Does the product solve the identified challenge?
Was the business aligned on the onset?
Is the business still aligned to the same goals?
Is the success of the product measurable beyond ambiguity?
Product viability risks can be managed by starting with a product management technique called service design. Service design maps out a given service offered by the business not only in context of the customer but also through the organizational dependencies, impacted departments, pain points, manual workflows, etc. For more on the topic, check out our white paper.
The intent of service design is to identify areas of the service that could benefit from a digital product. Similarly, design research is used to survey impacted parties, analyze associated tasks, interview customers, and perform observational studies.
The combined findings from service design and user research should provide the product team enough contextual information to establish a Product Canvas to guide production and use as an antidote to ambiguity.

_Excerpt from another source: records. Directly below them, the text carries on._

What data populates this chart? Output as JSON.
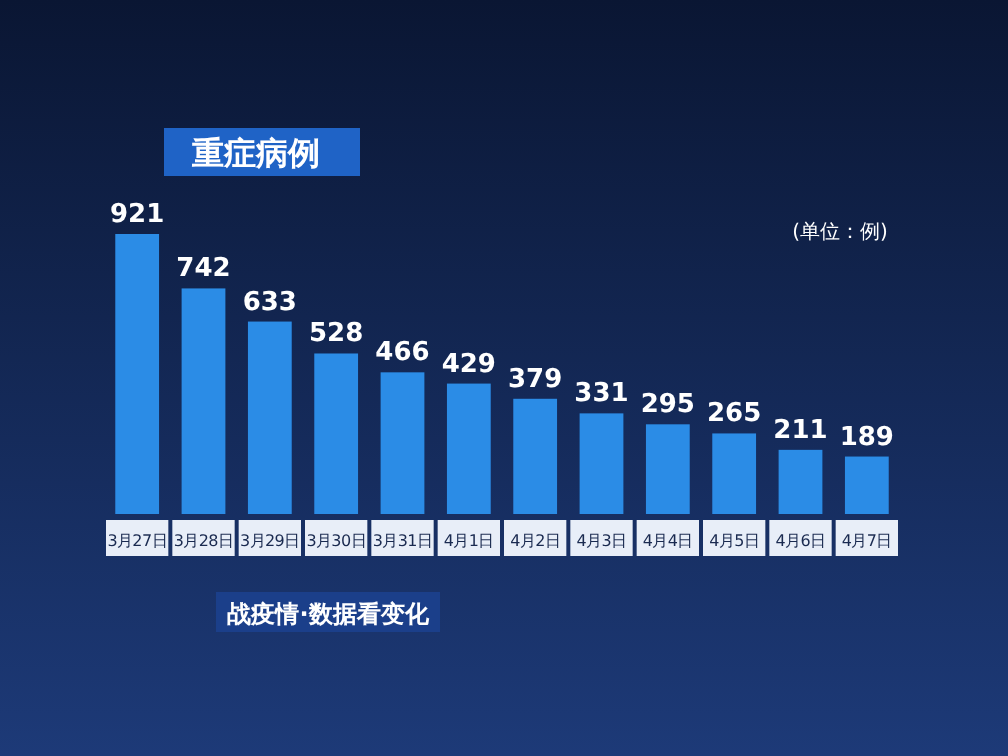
{
  "chart_data": {
    "type": "bar",
    "title": "重症病例",
    "subtitle": "战疫情·数据看变化",
    "annotations": [
      "(单位：例)"
    ],
    "categories": [
      "3月27日",
      "3月28日",
      "3月29日",
      "3月30日",
      "3月31日",
      "4月1日",
      "4月2日",
      "4月3日",
      "4月4日",
      "4月5日",
      "4月6日",
      "4月7日"
    ],
    "values": [
      921,
      742,
      633,
      528,
      466,
      429,
      379,
      331,
      295,
      265,
      211,
      189
    ],
    "color": "#2b8ce6",
    "data_labels": true
  }
}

An effective Product Canvas includes established product goals. Due to the ambiguous nature of new products, goals often run the risk of being loosely defined. Set specific, measurable, and achievable product goals to remedy ambiguity. Then, implement a product analytics tool like Mixpanel™ or Adobe Analytics to collect real data from the field throughout the iterative development process.
Product goals need to be specific, measurable, and achievable.
The combination of service design and a Product Canvas help keep the team aligned. Product goals enable the team to adjust product direction, while analytics data validates or disproves assumptions conceived along the way.